Ultimamente sinto-me invadida por um desalento, com os olhos bem abertos, com os sentidos bem dispertos, lúcida, sóbria, desenganada. E o que vislumbro não é, de todo, o que pensei algum dia encontrar: vejo-me sozinha, acompanhada na carne, desacompanhada na alma e no coração.

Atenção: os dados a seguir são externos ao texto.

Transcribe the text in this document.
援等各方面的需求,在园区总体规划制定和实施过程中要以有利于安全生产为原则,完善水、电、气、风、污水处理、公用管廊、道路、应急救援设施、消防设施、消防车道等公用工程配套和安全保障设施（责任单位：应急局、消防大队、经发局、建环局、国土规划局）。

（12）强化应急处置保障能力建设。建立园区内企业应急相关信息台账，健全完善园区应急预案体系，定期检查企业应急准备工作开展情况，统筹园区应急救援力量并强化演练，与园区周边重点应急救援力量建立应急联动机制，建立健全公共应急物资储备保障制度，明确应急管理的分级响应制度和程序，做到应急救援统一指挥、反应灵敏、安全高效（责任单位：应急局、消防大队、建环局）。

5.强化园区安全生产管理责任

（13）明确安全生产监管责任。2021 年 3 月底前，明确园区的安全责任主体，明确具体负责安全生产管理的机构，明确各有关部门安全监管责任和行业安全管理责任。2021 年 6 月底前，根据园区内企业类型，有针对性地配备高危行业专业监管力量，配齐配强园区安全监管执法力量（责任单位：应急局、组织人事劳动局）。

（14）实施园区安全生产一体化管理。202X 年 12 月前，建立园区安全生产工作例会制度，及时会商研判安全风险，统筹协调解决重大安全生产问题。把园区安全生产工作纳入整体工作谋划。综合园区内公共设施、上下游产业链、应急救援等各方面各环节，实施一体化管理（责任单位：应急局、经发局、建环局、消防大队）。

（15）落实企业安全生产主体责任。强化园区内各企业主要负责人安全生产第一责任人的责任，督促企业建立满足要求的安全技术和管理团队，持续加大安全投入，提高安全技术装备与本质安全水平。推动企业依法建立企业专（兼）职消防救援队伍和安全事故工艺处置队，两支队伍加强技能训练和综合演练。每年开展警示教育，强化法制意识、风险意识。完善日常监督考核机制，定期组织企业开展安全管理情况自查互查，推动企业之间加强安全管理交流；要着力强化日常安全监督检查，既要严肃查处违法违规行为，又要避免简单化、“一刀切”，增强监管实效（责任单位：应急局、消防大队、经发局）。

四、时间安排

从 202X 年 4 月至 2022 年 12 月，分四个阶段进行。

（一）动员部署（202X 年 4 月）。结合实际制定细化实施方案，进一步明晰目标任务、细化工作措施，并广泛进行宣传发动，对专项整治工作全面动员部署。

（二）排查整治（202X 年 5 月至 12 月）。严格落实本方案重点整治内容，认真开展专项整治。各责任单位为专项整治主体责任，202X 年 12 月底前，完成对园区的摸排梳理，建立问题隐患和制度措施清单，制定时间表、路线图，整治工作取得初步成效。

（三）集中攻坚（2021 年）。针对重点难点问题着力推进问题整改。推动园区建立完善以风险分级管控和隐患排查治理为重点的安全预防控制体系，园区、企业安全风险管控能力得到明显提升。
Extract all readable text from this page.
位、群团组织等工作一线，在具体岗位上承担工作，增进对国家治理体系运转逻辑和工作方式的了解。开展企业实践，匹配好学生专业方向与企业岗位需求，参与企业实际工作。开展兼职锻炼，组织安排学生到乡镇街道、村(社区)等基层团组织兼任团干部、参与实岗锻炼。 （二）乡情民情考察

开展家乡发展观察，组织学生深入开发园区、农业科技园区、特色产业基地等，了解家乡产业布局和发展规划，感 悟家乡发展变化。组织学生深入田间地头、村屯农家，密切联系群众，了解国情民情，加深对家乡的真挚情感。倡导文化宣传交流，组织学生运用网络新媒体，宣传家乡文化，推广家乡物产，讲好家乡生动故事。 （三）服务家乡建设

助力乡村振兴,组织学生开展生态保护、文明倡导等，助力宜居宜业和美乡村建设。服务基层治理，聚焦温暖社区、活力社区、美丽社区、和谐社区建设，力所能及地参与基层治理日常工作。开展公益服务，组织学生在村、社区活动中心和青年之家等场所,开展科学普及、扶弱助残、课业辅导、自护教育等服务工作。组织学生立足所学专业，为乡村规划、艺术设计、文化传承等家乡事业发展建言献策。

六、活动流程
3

Se, por um lado, cá dentro algo me diz que é um compasso de espera, a cabeça manda-me seguir meu caminho pelos meus próprios pés. Quem quizer que me acompanhe ou fica para trás. E sinto-me tentada, todos os dias, a fazê-lo. A voz do meu filho fala mais alto e uma réstia de qualquer coisa que, em tempos, me fez feliz ainda ecoa, ao longe. Não sei bem o que é. Já não me lembro há quanto tempo não sou feliz, assim, com as letras todas, e em todas as instâncias do meu ser. Feliz, por inteiro. Não apenas feliz como mãe. Isso sou-o todos os dias desde que o meu filho nasceu.
Já não me lembro sequer de como era quando era feliz. Será que alguma vez o fui? Sinto-me como um barco perdido no nevoeiro, sem saber muito bem por onde ir, para onde avançar. O farol que me iluminava foi-se extinguindo, ao longe, e preciso encontrar uma luz dentro de mim que me guie e que me leve a porto seguro.